По субботам Лиам сажал родителей в карман рубашки и ехал с ними кататься на велосипеде. Он ехал достаточно медленно, чтобы толстенький Зайде успевал бежать за ними следом, а когда родители в кармане начинали ссориться или просто надоедали друг другу, он переносил одного из них в другой карман. Однажды к ним даже присоединилась Шири, они доехали до Национального парка и устроили там настоящий пикник. А по дороге домой, когда они остановились полюбоваться закатом, папа Лиама громко прошептал ему из кармана: «Поцелуй ее, поцелуй ее!» – и это было немножко стыдно. Лиам сразу попытался сменить тему и заговорил с Шири о солнце – какое оно горячее и большое и все такое прочее, пока не спустился вечер и его родители не уснули глубоко-глубоко в карманах. А когда у него закончились все истории про солнце и они уже почти дошли до самого дома Шири, он рассказал ей про луну и про звезды и про их влияние друг на друга, а когда закончились и эти истории, он закашлялся и умолк. И Шири сказала: «Поцелуй меня», – и он ее поцеловал. «Молодец, сын!» – услышал он папин шепот из глубин кармана и понял, что его чувствительная мама толкает папу в бок и плачет тихими слезами радости.
Грязь
Представим себе, что я умер или, скажем, открываю первую прачечную самообслуживания на всю страну. Я снимаю маленькое, чуть обшарпанное здание в южной части города и крашу все в голубой цвет. Сначала там только четыре машины и специальный автомат, продающий жетоны. Потом я докупаю телевизор и даже игральный автомат, пинбол. Или я лежу на полу собственной ванной комнаты с пулей в черепе. Меня находит папа. Сперва он не обращает внимания на кровь. Он думает, я вздремнул или играю с ним в одну из моих идиотских игр. Только дотронувшись до моего виска и почувствовав, как горячая липкая жидкость течет по пальцам к запястью, он понимает: что-то не так. Люди, которые приходят стирать в прачечную самообслуживания, – одинокие люди. Чтобы это понять, большого ума не надо. Вот я не большого ума – и понял. Поэтому я все время пытаюсь создать в прачечной обстановку, притупляющую чувство одиночества. Много телевизоров. Машины, которые благодарят тебя человеческим голосом за покупку жетона, постеры с многолюдными демонстрациями на стене. Столы для складывания одежды устроены так, что одним столом приходится пользоваться многим людям сразу.
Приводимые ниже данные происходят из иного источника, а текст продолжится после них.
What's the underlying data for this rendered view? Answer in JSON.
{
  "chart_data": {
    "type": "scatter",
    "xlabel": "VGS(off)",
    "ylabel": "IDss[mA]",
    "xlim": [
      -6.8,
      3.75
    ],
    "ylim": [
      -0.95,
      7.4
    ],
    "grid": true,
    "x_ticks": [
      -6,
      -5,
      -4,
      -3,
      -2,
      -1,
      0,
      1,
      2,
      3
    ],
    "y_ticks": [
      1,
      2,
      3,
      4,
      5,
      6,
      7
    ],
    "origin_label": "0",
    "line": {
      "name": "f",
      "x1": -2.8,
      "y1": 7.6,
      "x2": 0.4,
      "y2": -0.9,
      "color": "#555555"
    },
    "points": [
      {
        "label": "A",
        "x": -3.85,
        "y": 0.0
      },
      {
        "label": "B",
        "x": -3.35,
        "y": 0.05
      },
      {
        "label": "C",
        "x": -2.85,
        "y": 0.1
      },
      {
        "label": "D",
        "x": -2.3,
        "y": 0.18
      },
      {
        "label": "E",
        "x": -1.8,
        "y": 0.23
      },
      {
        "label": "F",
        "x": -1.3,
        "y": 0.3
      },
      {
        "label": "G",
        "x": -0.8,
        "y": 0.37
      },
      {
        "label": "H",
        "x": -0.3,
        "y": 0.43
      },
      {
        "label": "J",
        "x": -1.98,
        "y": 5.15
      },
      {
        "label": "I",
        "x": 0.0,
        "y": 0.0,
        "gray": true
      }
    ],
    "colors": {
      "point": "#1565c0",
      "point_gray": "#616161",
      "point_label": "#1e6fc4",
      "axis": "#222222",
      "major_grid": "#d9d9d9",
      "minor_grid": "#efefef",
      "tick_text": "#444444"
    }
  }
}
Это у меня не ради экономии, это нарочно. Многие пары познакомились у меня благодаря этим столам. У людей, которые были одиноки, теперь есть кто-то, а может, и не один, кто по ночам засыпает рядом с ними, толкает их во сне. Первое, что делает мой папа – моет руки. Только потом он вызывает «скорую». Это мытье рук дорого ему обойдется. До самой смерти он не простит себя за это мытье рук и будет стыдиться рассказать о нем кому бы то ни было. О том, как его сын агонизирует у его ног, а ему, вместо страха, или горя, или жалости, или хоть чего-нибудь в этом роде, удается почувствовать только отвращение. Эта прачечная превратится в целую сеть. Сеть, приносящую основные доходы в Тель-Авиве, но преуспевающую и на периферии. Логика успеха проста: везде, где существуют одинокие люди и грязное белье, у меня будут клиенты. Когда мама умрет, даже мой папа придет стирать в одно из таких отделений Он никогда не найдет себе там пару или даже друга, но шанс на это будет каждый раз подталкивать его, давать ему маленький кусочек надежды.
Дапочка
Первые подозрения возникли у него из-за запаха. Не то чтобы от нее вдруг стало пахнуть другим мужчиной, каким-нибудь густым мужским лосьоном или волосатым потом. Просто ее собственный запах, всегда такой нежный, почти неощутимый, вдруг стал головокружительно сильным. А кроме того, она время от времени исчезала, ненадолго, на четверть часа, чуть больше, а потом возвращалась как ни в чем не бывало. Дошло до того, что однажды, во время «Мабата», она попросила его разменять ей сто шекелей. Полный подозрений, он медленно потянулся за кошельком, выудил из него две бумажки по пятьдесят. «Спасибо», – сказала она и легонько поцеловала его в щеку. «Пожалуйста, – сказал он, – но скажи мне, зачем тебе ее разменивать, вдруг, посреди ночи?